I'm not a software engineer myself, nor a Windows person, so I don't know the specifics, but FWIW, my client runs production .Net code of the C# variety on Linux, connected to pgsql. It's some kind of web service for checking people's tickets (think airport gates where you scan your ticket to enter), so not exactly a toy, even though it's nowhere near unicorn-scale. It seems to work fine, in the sense that I've never heard anyone complain about anything related to this setup. No "works for me but is borken in prod" or "thingy is wonky on Linux but OK on Windows so have to build expensive workaround".
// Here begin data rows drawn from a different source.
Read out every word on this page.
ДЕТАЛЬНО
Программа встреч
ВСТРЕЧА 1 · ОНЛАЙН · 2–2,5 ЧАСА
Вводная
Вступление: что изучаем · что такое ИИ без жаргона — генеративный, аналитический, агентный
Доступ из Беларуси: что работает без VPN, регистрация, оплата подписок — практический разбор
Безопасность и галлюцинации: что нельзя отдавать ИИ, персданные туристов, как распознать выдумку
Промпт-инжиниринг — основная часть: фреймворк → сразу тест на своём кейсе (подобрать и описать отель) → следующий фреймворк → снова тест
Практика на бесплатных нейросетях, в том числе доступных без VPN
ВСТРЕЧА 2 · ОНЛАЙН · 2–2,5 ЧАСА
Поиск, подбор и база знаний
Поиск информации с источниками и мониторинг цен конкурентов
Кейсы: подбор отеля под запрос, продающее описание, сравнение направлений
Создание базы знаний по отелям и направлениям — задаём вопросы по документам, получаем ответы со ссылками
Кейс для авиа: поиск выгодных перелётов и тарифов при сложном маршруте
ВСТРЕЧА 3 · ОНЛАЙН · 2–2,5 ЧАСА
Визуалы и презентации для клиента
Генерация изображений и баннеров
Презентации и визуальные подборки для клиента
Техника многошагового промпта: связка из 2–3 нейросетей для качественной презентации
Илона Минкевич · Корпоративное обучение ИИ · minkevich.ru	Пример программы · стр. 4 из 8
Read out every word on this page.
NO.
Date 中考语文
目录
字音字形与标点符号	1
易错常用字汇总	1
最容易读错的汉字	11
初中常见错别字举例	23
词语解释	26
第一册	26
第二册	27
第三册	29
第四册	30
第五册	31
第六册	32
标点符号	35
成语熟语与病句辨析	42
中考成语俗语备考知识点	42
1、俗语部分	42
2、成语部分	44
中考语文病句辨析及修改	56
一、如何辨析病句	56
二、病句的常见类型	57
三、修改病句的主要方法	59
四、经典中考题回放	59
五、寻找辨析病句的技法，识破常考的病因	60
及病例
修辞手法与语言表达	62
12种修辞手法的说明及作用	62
The devs run VisualStudio (non Code) on their Windows laptops. Code is then built and packaged by Azure Pipelines in a container and sent to AWS to be run on ECS.


I do get it. .NET now works pretty well on Linux.

But it never was a tier 1 platform during its growth. So most non-Windows devs put their focus on other platforms. There is nothing wrong with that.

I could learn .NET now, but I don't really have an interest to do so at this point; Also, the devs you talk about are on Windows, using their tier 1 IDE (Visual Studio) that only runs on Windows, which is my point exactly.


That's a fair point. Tooling is an important aspect of a language, at least for me. I don't know what the VS Code on Linux experience is like for .net.

I tried to dip my toes into F# out of curiosity, and it worked by following some tutorial and VS Code. But it did seem somewhat bare bones. Although I'll admit I'm spoiled by Rust and IntelliJ.